Carlos Alcaraz

conceded defeat due to injury against Holger Rune in the quarterfinals of the Masters 1,000 in Paris.

The Murcian, who ten before had received medical attention for a problem on his left side, left after noticing another puncture when he served in the tie break of the second set, with 3-6 and 6-6 against.

That it was going to be a tough afternoon, he could sense seeing the level that the Dane had been dragging in recent weeks, and that he maintained to dominate his friend and rival.

The injury adds more salt to the defeat.

Rune, who lost the Basel final to Auger-Aliassime on Sunday, reserves revenge in the semifinals against the Canadian, the fittest tennis player on the circuit.



Alcaraz and Rune know each other too well.

These days an image of when they made a doubles pair in Les Petits As, the most prestigious international tournament for children under 14, had gone viral again.

She appeared for the first time through the Murcian nets in June, when both entered the fourth round of Roland Garros.

And this Thursday he rescued her again with the emoji of the little eyes, raising expectations for this duel -the first in professionals if the Next Gen of a year ago is ignored.

The first of a list that promises to be very long.



Alcaraz and Rune are generation partners (2003), although the evolution is being very different.

The irruption of the Murcian was earlier and more explosive;

that of the Danish goes to slower fire, if it is that it is slow that he is already one of the 20 best in the world.

And that was the level, if not more, that he showed against the number one.

Rune was unapproachable from the service and knew how to exploit Alcaraz's weakness very well with the backhand.

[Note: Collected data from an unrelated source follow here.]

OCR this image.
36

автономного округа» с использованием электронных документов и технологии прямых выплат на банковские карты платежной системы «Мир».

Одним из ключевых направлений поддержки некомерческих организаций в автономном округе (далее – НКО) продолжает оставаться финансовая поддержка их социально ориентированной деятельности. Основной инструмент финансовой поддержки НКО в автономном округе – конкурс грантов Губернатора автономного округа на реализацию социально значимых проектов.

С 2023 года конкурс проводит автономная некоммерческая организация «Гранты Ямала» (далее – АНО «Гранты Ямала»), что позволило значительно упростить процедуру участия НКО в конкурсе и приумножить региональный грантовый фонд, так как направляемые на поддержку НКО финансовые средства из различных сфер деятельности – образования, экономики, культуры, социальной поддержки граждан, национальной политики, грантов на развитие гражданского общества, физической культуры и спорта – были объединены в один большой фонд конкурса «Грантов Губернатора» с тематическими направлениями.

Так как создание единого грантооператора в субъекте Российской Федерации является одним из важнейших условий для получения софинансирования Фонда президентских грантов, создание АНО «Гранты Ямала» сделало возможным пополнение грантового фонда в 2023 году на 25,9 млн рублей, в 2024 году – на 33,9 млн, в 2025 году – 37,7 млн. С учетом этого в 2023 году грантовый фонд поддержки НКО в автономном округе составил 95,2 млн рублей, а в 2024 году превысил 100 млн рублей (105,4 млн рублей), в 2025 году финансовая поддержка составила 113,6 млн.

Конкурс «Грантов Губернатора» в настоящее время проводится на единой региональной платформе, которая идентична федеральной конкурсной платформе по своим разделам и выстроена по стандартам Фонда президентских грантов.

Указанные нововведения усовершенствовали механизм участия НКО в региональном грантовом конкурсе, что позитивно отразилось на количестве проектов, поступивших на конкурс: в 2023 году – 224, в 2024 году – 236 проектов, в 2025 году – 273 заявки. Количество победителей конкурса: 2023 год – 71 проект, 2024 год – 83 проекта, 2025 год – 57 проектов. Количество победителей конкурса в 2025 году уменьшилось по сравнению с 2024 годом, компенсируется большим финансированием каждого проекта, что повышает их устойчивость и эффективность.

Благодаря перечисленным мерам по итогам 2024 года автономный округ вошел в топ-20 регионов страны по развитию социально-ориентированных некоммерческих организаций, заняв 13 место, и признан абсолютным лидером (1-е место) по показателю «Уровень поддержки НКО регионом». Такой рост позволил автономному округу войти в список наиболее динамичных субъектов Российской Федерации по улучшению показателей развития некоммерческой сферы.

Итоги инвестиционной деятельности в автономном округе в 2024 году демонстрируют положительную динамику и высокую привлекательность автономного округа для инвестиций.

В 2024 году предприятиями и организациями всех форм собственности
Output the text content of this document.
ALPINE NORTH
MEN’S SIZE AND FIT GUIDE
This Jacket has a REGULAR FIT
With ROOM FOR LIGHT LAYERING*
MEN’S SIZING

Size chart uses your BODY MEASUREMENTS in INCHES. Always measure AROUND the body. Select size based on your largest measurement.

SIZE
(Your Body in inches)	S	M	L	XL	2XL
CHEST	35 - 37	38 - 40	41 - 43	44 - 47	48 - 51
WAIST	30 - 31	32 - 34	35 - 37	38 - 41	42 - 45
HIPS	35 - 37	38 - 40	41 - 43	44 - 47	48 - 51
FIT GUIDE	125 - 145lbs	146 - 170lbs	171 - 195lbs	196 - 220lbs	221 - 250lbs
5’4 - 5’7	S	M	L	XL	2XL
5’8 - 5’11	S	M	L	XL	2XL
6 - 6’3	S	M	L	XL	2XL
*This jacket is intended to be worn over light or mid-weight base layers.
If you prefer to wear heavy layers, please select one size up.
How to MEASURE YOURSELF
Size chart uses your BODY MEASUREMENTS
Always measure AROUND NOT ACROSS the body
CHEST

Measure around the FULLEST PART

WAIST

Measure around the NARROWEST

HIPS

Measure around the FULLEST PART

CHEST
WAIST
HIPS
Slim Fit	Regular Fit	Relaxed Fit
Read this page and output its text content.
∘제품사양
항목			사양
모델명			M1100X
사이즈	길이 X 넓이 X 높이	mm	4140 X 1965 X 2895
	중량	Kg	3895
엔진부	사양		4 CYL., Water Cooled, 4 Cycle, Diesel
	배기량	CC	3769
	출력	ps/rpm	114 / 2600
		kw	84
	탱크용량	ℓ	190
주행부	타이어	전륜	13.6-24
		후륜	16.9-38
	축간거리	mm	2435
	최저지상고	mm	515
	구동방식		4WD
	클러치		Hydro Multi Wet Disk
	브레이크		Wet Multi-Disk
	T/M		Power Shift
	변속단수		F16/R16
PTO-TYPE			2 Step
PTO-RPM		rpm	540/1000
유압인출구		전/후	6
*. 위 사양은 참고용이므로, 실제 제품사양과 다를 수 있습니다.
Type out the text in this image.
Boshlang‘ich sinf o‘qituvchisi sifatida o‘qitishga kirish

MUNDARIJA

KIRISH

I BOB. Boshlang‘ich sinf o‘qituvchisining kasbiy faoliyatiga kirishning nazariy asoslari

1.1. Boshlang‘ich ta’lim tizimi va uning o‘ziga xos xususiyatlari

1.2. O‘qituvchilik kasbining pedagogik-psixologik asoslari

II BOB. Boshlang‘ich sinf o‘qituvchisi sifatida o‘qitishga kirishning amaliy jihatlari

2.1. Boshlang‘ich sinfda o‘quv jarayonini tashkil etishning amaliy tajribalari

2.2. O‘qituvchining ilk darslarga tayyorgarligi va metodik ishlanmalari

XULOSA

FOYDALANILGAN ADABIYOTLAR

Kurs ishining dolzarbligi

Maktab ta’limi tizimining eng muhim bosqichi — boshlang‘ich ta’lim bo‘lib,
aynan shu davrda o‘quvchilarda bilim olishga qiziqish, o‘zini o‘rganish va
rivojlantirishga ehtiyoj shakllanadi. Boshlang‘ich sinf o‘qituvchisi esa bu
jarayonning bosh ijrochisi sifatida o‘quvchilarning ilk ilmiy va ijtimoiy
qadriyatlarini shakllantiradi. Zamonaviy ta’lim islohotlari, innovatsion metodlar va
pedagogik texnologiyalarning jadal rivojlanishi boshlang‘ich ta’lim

Only in the first set, the Murcian accumulated seven unforced errors with that hit.



The news was not better with the service: in that first set, the player from Palmar only won 36% of the player's points with his second serve, an even more damaging fact on an afternoon in which the first ones were slow to enter.

If there was one image that summed up that lockout, it was the sixth game, which they went on to win 40-15.

Then came a bad two-handed backhand, a very poorly measured dropshot, a smash that stayed in the net... And as the icing on the cake, a ball by Rune that he let pass thinking he was out and confirmed the break for the Dane.



REACTION, INJURY AND DEFEAT



Looking for the keys, Carlos Alcaraz changed his strategy in the second set.

Since Rune was in command from the baseline, he started to climb higher into the net.

To look for the serve and volley, shorten the points, to avoid a melee in which the Dane was being superior.

The recipe worked, although from time to time he kept showing that lack of finesse that he suffered all afternoon, long before asking for medical assistance.



In fact, in one of those many unforced errors, Alcaraz wanted to hit the ball with a racket shot out of frustration, and even that hit went wrong.

The Murcian shook his head, yelling "Let's go!"

trying to cheer himself up, pissed off that he hadn't taken either break ball, but nothing worked.

Until on an afternoon when everything went against the grain, a puncture in the left side put an anticlimactic end to a duel that promises to be generational.



With the ATP Finals in the background, Alcaraz preferred to concede a defeat that he had deserved to endanger the final stretch of the course.